Es war die Überraschung im Sommer 2018, als Rolf Dohmen erklärte, für das Amt des KSC-Präsidenten zu kandidieren. Ein Jahr später sind die Pläne zwar noch nicht weiter gediehen - aber die Idee ist noch da, und der Wille auch. Es scheitert allerdings an der Mitgliedersatzung des Karlsruher SC

"Neues Präsidium? Rolf Dohmen bestätigt Interesse an Kandidatur" schrieb ka-news.de vor ziemlich genau einem Jahr am 8. September. Und auch heute noch hat der gebürtige Nordrhein-Westfale weiterhin Interesse an diesem Job. "Ich stehe zur Verfügung", sagt der ehemalige KSC-Profi gegenüber ka-news.de. "Ich habe schon immer viele Anfragen bekommen, ob ich nicht das Amt ausfüllen möchte und seit ich damals gesagt habe, dass ich Interesse habe, kamen noch mehr Menschen auf mich zu!" 

Rolf Dohmen (Mitte) bei der KSC-Mitgliederversammlung 2018. (Archivbild) | Bild: Thomas Riedel

Er geht die Kandidatur für das Amt des Vereinspräsidenten allerdings nicht aktiv an. "Ich möchte keine Schlammschlacht mit dem KSC, denn obwohl das Team gerade drei Spiele verloren hat, sind alle glücklich und zufrieden: Der Stadionbau läuft, die Dächer auf den Tribünen sind da", erklärt der 67-Jährige. 

Hindernisse in der Satzung

Doch zwischen ihm und einer möglichen Wahl zum Präsidenten - er würde nach zehn Jahren im Amt Ingo Wellenreuther ablösen - steht die Vereinssatzung. Die besagt in § 17: "Das Präsidium besteht aus dem Präsidenten und zwei Vizepräsidenten. Sie sind wählbar, wenn sie seit mindestens drei Jahren ununterbrochen Vereinsmitglied sind." Und genau da liegt die Crux. Rolf Dohmen ist erst seit Januar 2017 wieder Mitglied des Karlsruher SC. 

Bild: Thomas Riedel

"Das ist leider die Voraussetzung, also werde ich im Oktober dieses Jahres nicht kandidieren. Da habe ich mich drei Monate zu spät wieder angemeldet", sagt Dohmen. "Es gab zwar auch schon Ausnahmen von dieser Satzung, aber wie gesagt, ich möchte keine Unruhe reinbringen!"

Herz schlägt Blau-Weiß

Um in diesem Jahr doch noch antreten zu können, bedürfe es einer Satzungsänderung. Doch die strebt er nicht an. Daher bleibt ihm vorerst nur die Option, 2022 wieder seinen Hut in den Ring zu werfen, denn alle drei Jahre wird das Präsidium des KSC neu gewählt.

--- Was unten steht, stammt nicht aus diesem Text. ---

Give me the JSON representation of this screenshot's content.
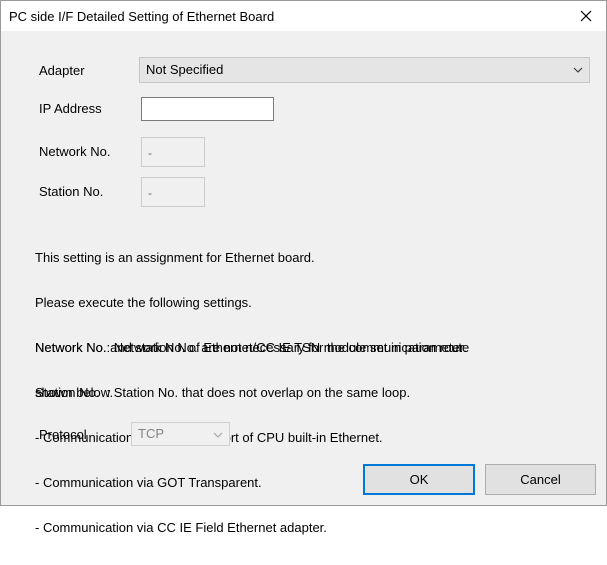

Abstimmung bei der Mitgliederversammlung 2018. (Archivbild) | Bild: Thomas Riedel

Heute ärgert sich der ehemalige Manager des Karlsruher SC darüber, ausgetreten zu sein. "Es ist ärgerlich, aber ich wusste ja, was die Satzung besagt. Aber ich wäre auch nie ausgetreten, wenn es keine Gründe dafür gegeben hätte, aber die hatte ich nun mal", so Rolf Dohmen im Gespräch mit ka-news.de. 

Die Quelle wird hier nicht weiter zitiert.